Mensen zijn alleen nog nodig om de dozen uit zeecontainers te lossen en op het lopendebandensysteem te zetten, en om de producten te laden in de vrachtwagens die naar de winkels rijden. Om plek te maken voor dit geautomatiseerde opslagsysteem moest het dak van het pand zeven meter worden verhoogd.
Ruim een jaar draait het geautomatiseerde pakhuis nu op volle toeren. Topman Erik-Jan Mares en financieel directeur John Morssink wijzen tijdens een rondleiding enthousiast op de veranderingen. Zuinigheid staat centraal. Zo worden rolcontainers nu efficiënter gevuld, waardoor ze minder lucht vervoeren en minder vrachtwagenritten naar de winkels nodig zijn – dat scheelt kosten én CO2-uitstoot.
Met dit robotpakhuis kan Zeeman meer spullen verwerken dan voorheen en is het bedrijf klaar om verder te groeien, vertellen Mares en Morssink in het aanpalende hoofdkantoor. De verbouwing was óók de oorzaak dat de textieldiscounter vorig jaar 30 miljoen euro omzet misliep.
Mares: „Het lukte ons na de oplevering maar niet om evenveel producten door het nieuwe systeem te laten lopen als we gewend waren van het oude systeem. Daardoor kregen we te weinig spullen naar onze winkels en hadden we niet de juiste producten op voorraad.”

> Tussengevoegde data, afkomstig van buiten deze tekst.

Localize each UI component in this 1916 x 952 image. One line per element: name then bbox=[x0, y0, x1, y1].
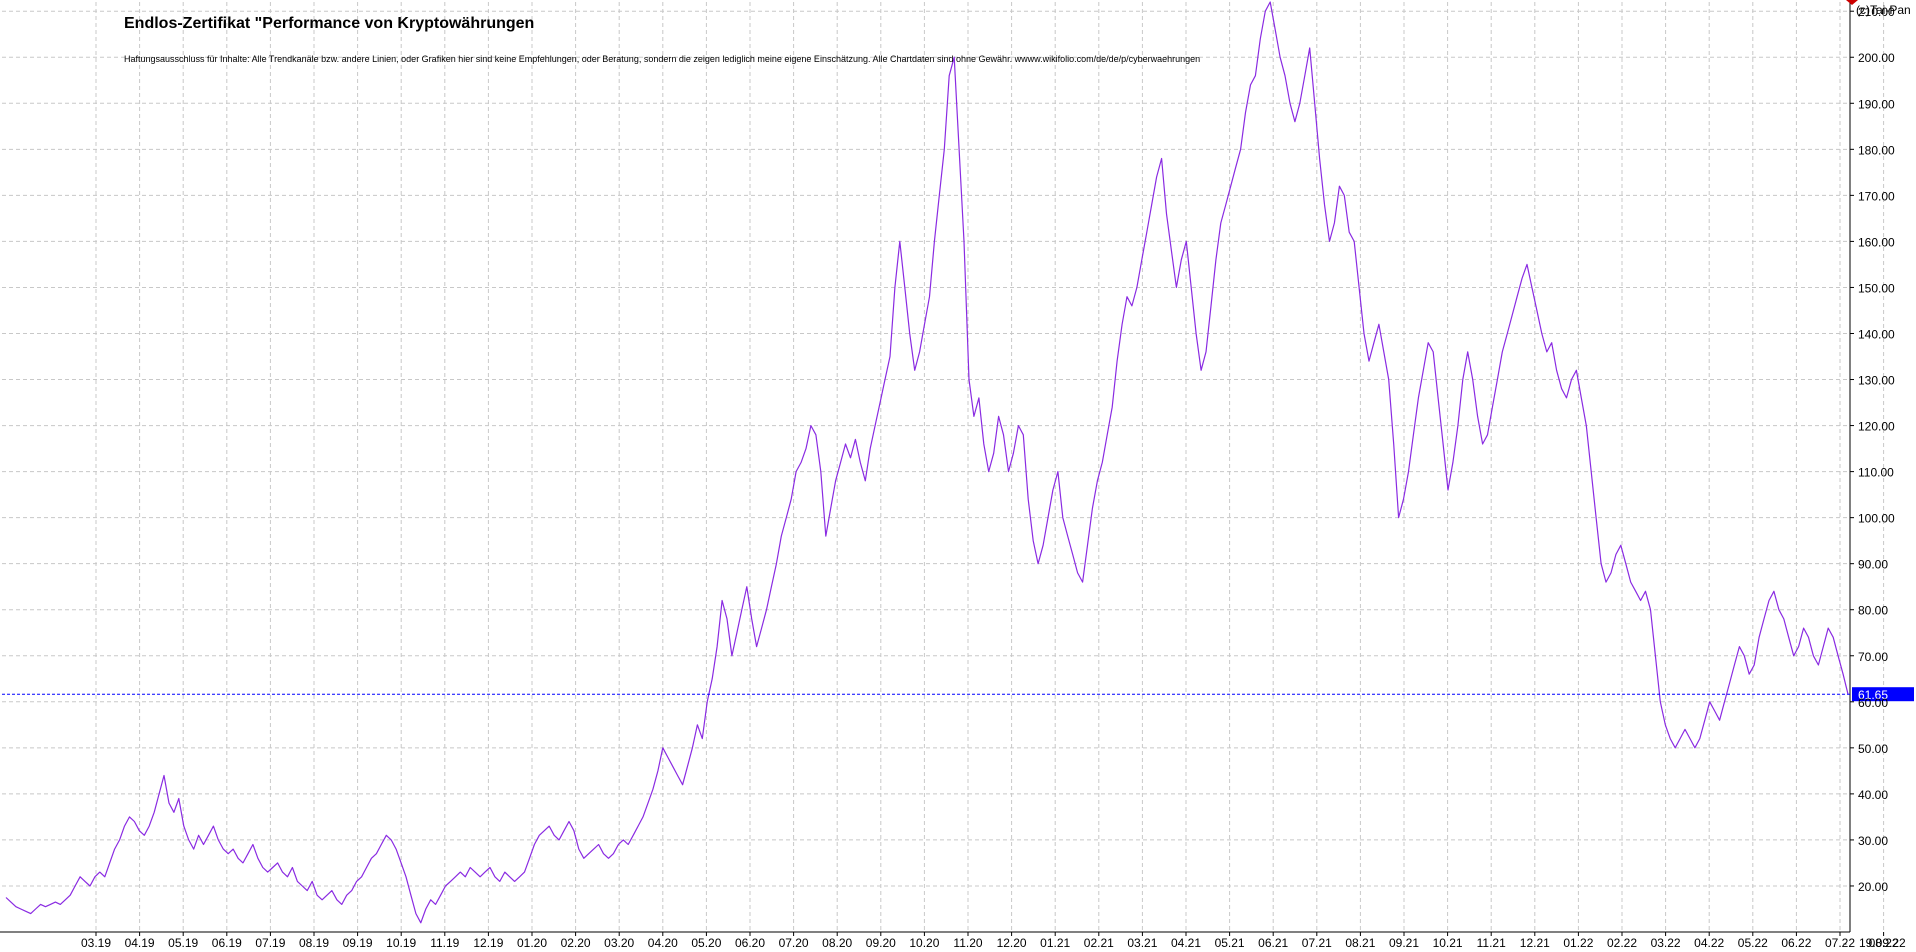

Morssink vult aan: „Het is ingewikkeld om iets af te breken en dan op dezelfde plek iets nieuws op te bouwen. Veel retailers bouwen een nieuw distributiecentrum op een andere plek, maar wij wilden hier in Alphen blijven.”
Onverkochte jassen
De dikke truien en warme jassen die voor de koude maanden begin 2024 bedoeld waren, bleven onverkocht in het distributiecentrum liggen. Afgelopen winter zijn ze alsnog verkocht. „Wij gooien niks weg”, zegt Mares. „Het is gewoon met vertraging in de winkels gekomen.”
Uiteindelijk kwam de omzet vorig jaar uit op 969 miljoen euro, 5 miljoen minder dan in 2023. Mede door de misgelopen omzet en extra kosten om de logistiek recht te trekken, leed Zeeman over 2024 een „eenmalig” verlies van ruim 5,5 miljoen euro.
En toch. Zeeman groeide de afgelopen jaren flink. De afgelopen twee jaar kwamen er zeventig winkels bij. Vooral in Spanje en Frankrijk opent de discounter nieuwe zaken. Zeeman is in acht Europese landen actief, inmiddels haalt het 65 procent van de omzet uit het buitenland.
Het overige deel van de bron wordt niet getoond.